Roma – Qual è lo stato dell’Unione europea oggi? I vertici delle istituzioni comunitarie non hanno dubbi: è in cerca di solidarietà. Tanto il presidente dell’Europarlamento, Antonio Tajani, quanto quello della Commissione, Jean Claude Juncker, sono convinti sia proprio la carenza di questo elemento costitutivo dell’Ue a frenare i progressi nell’integrazione. E non è un caso che, all’annuale appuntamento ‘The state of the Union’ organizzato dall’Istituto universitario europeo di Firenze, manchi il presidente del Consiglio europeo Donald Tusk. È proprio ai Paesi membri, infatti, viene imputato l’immobilismo dovuto al venir meno del vincolo solidale tra Stati.
“Gli ultimi dieci anni di crisi hanno frenato” nell’Ue “il processo virtuoso e lo stesso slancio europeista. E’ venuto meno quello spirito di solidarietà tra Paesi che è stato il vero motore del processo d’integrazione”, indica Tajani. Il perché lo spiega Juncker: “Quando le cose vanno bene non è difficile” essere solidali, “ma quando ci sono crisi, come quella migratoria, allora la solidarietà si sfilaccia”.
Proprio il terreno dell’immigrazione è quello sul quale, secondo i due presidenti, risulta più evidente la scarsa disponibilità a condividere il problema. Entrambi rinnovano l’appello a non lasciare soli i paesi di frontiere come Italia e Grecia di fronte agli oneri dell’accoglienza, e hanno richiamato il Consiglio europeo alle proprie responsabilità sulla riforma del regolamento di Dublino sull’asilo. Una norma che per Juncker “non funziona” e va cambiata. La Commissione ha formulato la sua proposta e il Parlamento ha già votato la propria posizione, e adesso “anche il Consiglio deve sbrigarsi”, dice il lussemburghese. La questione verrà trattata al prossimo Vertice dei capi di Stato e di governo a fine giugno, e Tajani avverte: “Non possiamo pensare che il Consiglio abbia una visione non solidale della riforma di Dublino”, che oggi impone ai paesi di primo approdo l’onere esclusivo di farsi carico delle richieste di asilo.
La carenza di solidarietà non riguarda solo il dossier sui migranti, per Juncker. “Anche in occasione crisi finanziaria ho scoperto che ci sono degli europei sempre pronti a rispondere all’appello dell’Europa e degli europei part-time, che a volte partecipano e a volte non vengono al lavoro. Vorrei che tutti gli europei fossero tali full-time”. Contro questi paesi europei a fasi alterne si scaglia anche Tajani, secondo il quale è “giusto anche condizionare l’erogazione di alcuni fondi al rispetto dei principi e degli impegni assunti”, perché “non è accettabile che alcuni Stati chiedano solidarietà per le loro regioni arretrate, rifiutando, allo stesso tempo, solidarietà a chi sopporta il peso delle crisi migratorie”.

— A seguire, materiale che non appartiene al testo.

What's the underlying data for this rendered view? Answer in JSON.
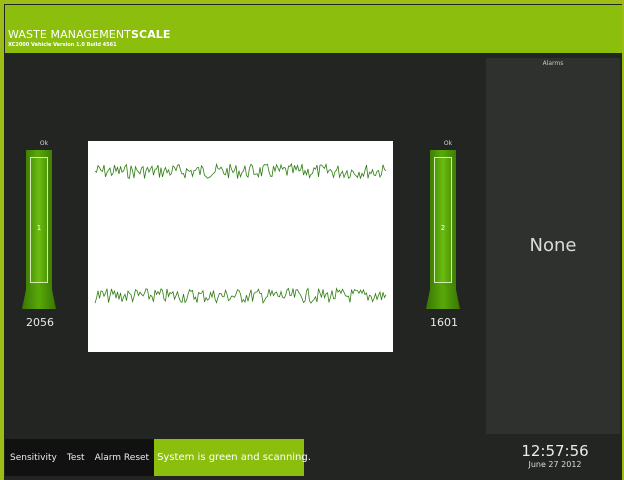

Il presidente degli eurodeputati si riferisce a delle condizionalità per l’erogazione dei fondi europei da inserire nel quadro del prossimo Quadro finanziario multiannuale (acronimo inglese Mff) dell’Unione europea. Per il budget del settennio 2021-2027 è stata recentemente presentata la proposta della Commissione, che prevede una dotazione totale pari all’1,1% del Pil complessivo dei Paesi membri. Una percentuale troppo bassa secondo Tajani che annuncia: “Il Parlamento eserciterà fino in fondo il suo ruolo di co-decisore chiedendo di arrivare all’1,3%”. L’incremento, precisa, “non deve venire dalle tasche dei cittadini, che già pagano troppo, ma da nuove risorse proprie”. Il “giusto contributo”, conclude il presidente, “deve arrivare da giganti del web, transazioni finanziarie a carattere speculativo, da chi inquina con plastica non biodegradabile”.
Juncker, sentendosi direttamente attaccato si giustifica. Quello proposto dall’esecutivo comunitario è “un aumento responsabile. Sarebbe stato possibile indicare di più, ma bisogna essere realisti”, spiega. “Se avessimo ascoltato quelli che volevano mantenere le politiche così come sono”, anche dopo il venir meno del contributo britannico con la Brexit, “avremmo dovuto presentare un budget al 2% del Pil”, una proposta che “avrebbe ricevuto probabilmente un secco no dai ministri delle Finanze, e probabilmente neanche il Parlamento avrebbe accettato”. In ogni caso, sottolinea, è necessario “adottare il nuovo budget finanziario dell’Ue prima delle elezioni europee dell’anno prossimo”. Il rischio, avverte, è che si finisca per ripetere l’errore del precedente quadro finanziario, che fu approvato nel 2013, appena un anno prima dell’avvio del ciclo 2014-2020, con conseguenti ritardi nella definizione dei programmi.